If they pass it, they have tax hikes and Medicare cuts around their necks, as well as the increased insurance premiums the bill is sure to cause. If they fail, they've demonstrated their own ineffectual ideological fervor, while still putting themselves on record in favor of tax increases and Medicare cuts.
The Democrats got themselves into this hellish dilemma by not taking the obvious step of scaling back the bill once it became clear it engendered fierce public resistance. Take half a loaf, disarm your critics, call it victory, hail yourselves at the signing ceremony -- and come back for more later.
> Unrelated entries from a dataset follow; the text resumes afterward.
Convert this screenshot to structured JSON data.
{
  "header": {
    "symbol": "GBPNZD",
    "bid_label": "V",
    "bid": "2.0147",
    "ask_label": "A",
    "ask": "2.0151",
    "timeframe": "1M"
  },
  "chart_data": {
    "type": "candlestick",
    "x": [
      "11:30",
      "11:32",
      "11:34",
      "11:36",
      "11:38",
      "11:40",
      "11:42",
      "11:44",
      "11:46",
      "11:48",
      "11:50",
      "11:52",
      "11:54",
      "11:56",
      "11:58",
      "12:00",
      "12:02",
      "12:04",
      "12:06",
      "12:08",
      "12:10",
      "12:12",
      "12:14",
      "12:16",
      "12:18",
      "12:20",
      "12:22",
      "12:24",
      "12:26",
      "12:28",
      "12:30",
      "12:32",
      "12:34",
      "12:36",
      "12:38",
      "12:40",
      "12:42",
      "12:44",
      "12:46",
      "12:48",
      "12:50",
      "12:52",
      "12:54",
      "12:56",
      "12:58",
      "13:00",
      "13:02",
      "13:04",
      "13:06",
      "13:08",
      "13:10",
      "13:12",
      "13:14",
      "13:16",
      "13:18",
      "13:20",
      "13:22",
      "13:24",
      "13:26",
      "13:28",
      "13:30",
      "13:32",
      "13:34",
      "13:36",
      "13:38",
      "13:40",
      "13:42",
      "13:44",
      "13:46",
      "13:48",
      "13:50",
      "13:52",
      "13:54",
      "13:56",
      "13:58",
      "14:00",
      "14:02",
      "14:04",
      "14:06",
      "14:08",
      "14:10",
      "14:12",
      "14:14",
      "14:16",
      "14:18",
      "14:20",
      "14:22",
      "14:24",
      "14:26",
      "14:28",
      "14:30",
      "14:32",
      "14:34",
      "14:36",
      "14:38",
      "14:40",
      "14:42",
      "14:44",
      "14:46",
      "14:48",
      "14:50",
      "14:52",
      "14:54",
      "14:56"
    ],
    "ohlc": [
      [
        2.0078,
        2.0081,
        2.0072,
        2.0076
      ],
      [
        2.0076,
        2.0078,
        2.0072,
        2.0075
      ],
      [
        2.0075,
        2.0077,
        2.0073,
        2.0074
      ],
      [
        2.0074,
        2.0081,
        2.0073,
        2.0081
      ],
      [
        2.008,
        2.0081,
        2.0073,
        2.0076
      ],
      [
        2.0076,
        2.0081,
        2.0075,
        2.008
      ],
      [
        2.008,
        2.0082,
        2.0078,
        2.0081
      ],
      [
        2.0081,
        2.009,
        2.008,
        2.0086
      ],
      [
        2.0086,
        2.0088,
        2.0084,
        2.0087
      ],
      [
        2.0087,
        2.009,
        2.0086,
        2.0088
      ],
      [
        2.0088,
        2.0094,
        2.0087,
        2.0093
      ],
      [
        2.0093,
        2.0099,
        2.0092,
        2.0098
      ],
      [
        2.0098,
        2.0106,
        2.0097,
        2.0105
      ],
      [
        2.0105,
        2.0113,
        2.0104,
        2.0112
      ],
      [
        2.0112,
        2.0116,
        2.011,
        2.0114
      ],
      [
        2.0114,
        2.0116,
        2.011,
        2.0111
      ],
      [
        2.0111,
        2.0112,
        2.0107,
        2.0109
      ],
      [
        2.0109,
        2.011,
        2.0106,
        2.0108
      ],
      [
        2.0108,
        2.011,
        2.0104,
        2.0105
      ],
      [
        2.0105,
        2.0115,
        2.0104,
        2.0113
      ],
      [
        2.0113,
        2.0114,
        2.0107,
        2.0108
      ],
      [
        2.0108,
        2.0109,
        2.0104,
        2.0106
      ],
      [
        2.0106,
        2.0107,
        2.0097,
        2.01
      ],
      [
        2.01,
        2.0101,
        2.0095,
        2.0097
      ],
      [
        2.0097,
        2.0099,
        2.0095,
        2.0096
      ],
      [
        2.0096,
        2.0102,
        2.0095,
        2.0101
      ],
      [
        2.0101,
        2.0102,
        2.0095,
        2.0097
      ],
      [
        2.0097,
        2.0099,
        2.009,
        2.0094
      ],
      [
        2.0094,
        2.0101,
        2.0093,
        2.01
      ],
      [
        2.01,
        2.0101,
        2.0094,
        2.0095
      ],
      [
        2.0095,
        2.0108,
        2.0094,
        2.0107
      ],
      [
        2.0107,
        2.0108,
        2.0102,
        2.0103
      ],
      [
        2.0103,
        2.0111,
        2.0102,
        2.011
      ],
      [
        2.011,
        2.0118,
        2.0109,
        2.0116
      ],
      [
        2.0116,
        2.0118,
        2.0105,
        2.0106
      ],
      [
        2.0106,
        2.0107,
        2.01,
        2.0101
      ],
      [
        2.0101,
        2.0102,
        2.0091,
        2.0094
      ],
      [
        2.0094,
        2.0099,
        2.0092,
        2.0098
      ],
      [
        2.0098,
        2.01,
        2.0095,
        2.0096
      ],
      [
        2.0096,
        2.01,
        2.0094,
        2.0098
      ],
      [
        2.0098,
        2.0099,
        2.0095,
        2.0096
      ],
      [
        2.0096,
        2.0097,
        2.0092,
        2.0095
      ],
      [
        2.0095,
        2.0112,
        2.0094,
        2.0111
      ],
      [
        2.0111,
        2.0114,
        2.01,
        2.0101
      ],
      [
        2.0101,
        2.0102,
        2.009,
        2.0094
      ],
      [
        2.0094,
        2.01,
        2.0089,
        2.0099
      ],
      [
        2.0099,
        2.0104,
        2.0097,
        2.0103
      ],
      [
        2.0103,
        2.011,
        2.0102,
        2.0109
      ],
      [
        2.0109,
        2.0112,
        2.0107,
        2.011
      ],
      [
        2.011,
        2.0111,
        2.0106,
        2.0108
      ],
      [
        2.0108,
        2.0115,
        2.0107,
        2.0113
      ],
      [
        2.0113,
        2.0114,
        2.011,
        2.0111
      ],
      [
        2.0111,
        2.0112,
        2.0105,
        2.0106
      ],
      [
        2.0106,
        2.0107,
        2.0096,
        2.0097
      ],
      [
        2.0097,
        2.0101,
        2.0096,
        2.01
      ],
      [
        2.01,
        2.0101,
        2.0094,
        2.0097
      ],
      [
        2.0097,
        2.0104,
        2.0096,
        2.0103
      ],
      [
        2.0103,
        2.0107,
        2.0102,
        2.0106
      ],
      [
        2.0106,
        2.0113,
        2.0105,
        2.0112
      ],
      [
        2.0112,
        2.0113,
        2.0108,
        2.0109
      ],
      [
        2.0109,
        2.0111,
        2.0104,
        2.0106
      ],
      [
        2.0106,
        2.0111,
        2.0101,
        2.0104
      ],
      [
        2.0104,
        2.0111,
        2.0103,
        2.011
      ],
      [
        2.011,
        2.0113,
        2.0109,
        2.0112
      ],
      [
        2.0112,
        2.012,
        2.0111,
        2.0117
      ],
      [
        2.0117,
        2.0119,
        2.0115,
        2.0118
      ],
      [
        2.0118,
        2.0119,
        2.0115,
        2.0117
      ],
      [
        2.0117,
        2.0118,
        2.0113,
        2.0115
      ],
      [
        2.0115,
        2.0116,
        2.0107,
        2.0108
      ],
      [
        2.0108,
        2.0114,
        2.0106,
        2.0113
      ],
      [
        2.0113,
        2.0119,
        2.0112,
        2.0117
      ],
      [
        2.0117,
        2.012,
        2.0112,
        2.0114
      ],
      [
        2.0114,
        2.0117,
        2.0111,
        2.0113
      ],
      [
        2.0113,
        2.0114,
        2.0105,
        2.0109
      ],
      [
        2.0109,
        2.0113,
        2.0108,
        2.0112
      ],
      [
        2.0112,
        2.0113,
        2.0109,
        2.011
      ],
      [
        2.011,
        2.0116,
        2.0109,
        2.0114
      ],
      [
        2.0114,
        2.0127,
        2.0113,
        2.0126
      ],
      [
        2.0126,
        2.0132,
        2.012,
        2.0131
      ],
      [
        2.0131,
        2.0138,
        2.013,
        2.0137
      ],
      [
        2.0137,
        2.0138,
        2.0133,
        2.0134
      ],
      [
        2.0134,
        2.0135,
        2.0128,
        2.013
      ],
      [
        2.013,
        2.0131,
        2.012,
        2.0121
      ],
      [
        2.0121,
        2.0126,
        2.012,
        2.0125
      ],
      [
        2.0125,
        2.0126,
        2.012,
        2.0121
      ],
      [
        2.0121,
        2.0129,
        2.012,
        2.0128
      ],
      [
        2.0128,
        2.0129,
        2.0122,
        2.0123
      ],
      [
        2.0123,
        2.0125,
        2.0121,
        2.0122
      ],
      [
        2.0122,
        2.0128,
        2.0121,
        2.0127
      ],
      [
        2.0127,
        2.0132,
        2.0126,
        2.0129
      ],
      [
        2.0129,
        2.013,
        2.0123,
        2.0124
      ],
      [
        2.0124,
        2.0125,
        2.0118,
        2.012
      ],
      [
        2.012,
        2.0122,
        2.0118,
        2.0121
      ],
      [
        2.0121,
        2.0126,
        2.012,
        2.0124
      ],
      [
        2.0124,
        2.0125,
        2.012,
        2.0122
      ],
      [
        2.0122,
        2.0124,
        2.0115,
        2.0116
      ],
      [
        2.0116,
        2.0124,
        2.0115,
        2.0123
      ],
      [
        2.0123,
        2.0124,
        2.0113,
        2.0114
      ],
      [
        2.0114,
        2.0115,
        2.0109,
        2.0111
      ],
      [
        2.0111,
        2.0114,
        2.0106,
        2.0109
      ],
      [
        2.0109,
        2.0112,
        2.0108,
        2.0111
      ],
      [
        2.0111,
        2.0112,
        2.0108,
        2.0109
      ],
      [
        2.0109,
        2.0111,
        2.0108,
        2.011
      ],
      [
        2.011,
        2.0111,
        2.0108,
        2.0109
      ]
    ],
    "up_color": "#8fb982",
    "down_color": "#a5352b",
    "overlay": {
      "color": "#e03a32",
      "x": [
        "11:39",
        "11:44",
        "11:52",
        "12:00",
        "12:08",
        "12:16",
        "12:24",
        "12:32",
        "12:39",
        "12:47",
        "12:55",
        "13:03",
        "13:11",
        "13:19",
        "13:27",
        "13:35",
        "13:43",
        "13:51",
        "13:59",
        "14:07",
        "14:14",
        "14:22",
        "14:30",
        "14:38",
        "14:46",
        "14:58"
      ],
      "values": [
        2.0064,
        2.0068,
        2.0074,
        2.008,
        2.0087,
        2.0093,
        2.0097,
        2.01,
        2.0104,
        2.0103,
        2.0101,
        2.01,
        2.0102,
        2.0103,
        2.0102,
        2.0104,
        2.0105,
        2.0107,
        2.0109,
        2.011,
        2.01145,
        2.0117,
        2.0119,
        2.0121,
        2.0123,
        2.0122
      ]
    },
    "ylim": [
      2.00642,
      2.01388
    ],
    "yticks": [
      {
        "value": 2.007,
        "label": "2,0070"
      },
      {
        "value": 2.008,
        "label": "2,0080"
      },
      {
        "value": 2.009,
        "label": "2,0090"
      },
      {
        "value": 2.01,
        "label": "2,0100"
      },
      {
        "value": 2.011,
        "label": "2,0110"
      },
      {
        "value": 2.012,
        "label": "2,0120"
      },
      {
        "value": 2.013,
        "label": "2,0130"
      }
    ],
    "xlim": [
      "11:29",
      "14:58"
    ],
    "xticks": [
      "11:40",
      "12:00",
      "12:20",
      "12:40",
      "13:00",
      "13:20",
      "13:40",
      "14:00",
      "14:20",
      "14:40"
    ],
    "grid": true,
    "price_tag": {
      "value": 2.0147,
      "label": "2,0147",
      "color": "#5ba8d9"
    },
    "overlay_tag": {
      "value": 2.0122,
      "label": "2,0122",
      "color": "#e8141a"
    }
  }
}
It's not complicated.
Instead, they've stayed on a maximalist course. They've pushed to the point where the effort could collapse -- and, even if they succeed, they'll have done themselves and the nation's fiscal future grave harm.
This is the other element of the drama that inheres in the health-care debate: If it passes, people years and even decades from now will look back and ask, "What were they thinking?" It's a rare opportunity to see a train wreck at its inception, as the conductors make the decisions with malice afterthought that will ramify disastrously.
Everyone agrees that the nation is on an unsustainable fiscal path. So Democrats will add a $2.5 trillion entitlement to hurry us further along the path. Tax hikes that could go to reducing the deficit they'll plow into the new entitlement. Medicare cuts that could shore up Medicare's own shaky finances, they'll plow into the entitlement too (if the cuts happen at all). The new entitlement will grow at a projected 8 percent a year, and it's only through gimmickry it's made to look deficit neutral in the first decade. The cost curve of health care will be bent up, and insurance premiums, too, will rise. For all of this, ObamaCare will still leave 24 million people without health insurance.
If nothing else, watching the Democrats sacrifice so much on behalf of this monstrosity is fascinating, appalling -- and dramatic. Common sense suggests that they shouldn't do it. The basic laws of political physics say they can't do it. And yet on they march.